FYI Joey is working on a new revision, sounds sick as hell. I got to talk to him about it at Crowd Supply Teardown in June. Also, everyone should order a Sensor Watch!!!!!

yeah! I just noticed on github -- the ESP32 is a good choice, my one concern (and one I was probably gonna mess around with a custom version of the board for! he saved me the trouble!) was that I'm not sure the pico has the grunt to handle non-plain-text ebooks

The fact that this is small bitmapped fonts makes the value of this thing dubious to me (having good typography is pretty important for an ereader), but I imagine that’s the kind of thing you get in a new design revision.

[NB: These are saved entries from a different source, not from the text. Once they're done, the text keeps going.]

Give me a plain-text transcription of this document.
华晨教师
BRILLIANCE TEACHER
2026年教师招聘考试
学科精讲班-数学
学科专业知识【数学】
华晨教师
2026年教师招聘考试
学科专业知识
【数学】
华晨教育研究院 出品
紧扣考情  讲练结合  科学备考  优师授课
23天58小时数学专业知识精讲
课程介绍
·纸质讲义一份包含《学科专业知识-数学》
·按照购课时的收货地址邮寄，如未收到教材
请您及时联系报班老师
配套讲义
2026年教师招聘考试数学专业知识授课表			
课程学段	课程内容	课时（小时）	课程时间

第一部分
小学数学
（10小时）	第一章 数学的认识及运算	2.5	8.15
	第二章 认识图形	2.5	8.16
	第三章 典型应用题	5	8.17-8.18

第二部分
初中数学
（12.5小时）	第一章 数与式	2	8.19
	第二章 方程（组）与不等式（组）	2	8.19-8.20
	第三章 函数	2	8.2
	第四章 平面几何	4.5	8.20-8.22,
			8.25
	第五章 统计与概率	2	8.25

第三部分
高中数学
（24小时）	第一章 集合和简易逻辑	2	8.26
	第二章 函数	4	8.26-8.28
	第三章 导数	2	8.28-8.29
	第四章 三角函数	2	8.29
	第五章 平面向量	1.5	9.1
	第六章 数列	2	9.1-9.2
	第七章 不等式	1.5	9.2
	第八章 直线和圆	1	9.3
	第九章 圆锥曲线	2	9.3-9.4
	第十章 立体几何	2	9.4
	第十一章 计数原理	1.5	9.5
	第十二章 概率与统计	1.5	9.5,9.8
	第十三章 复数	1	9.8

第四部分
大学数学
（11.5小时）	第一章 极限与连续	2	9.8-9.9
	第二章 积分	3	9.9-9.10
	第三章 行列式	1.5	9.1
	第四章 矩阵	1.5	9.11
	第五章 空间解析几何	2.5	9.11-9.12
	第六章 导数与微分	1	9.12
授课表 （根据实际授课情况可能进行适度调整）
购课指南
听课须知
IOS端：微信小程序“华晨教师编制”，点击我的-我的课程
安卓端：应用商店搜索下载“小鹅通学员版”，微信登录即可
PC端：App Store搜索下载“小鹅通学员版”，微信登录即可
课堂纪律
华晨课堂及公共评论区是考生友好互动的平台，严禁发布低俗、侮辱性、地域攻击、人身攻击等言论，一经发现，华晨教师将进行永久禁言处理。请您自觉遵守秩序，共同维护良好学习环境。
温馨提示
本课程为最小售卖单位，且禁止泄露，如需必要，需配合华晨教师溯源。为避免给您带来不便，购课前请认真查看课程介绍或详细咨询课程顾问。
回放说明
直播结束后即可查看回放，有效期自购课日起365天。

amazon's only claim to fame should be flooding the US second-hand market with $30 kindles, which are absolutely perfectly fine for all purposes and trivial to sideload files into

don't get me wrong I LOVE the open book, aesthetically, conceptually, etc. but the injection-molded consumer devices are practically bulletproof by now.

oh yeah absolutely; I just want to be able to jailbreak it completely to put a reader on it that can parse PDFs without choking to death. (that said my last kindle was a kindle 2, so maybe they've fixed that since.)

PDFs have always been a weird subject for readers, given the usual size and resolution needed. Out of curiosity I loaded a few onto my Kindle PW 4 (2018) on the current firmware and it was pretty smooth, and readable to my eyes. I'd have to throw some SVG-packed service manuals at it to make sure, though.

My big hope is that the Scribe, their late response to reMarkable, drives down the price of letter-size eink panels (which before these, hadn't been a thing since... Sony's PRS or Onyx's Boox?) and puts some of those devices in the secondary market.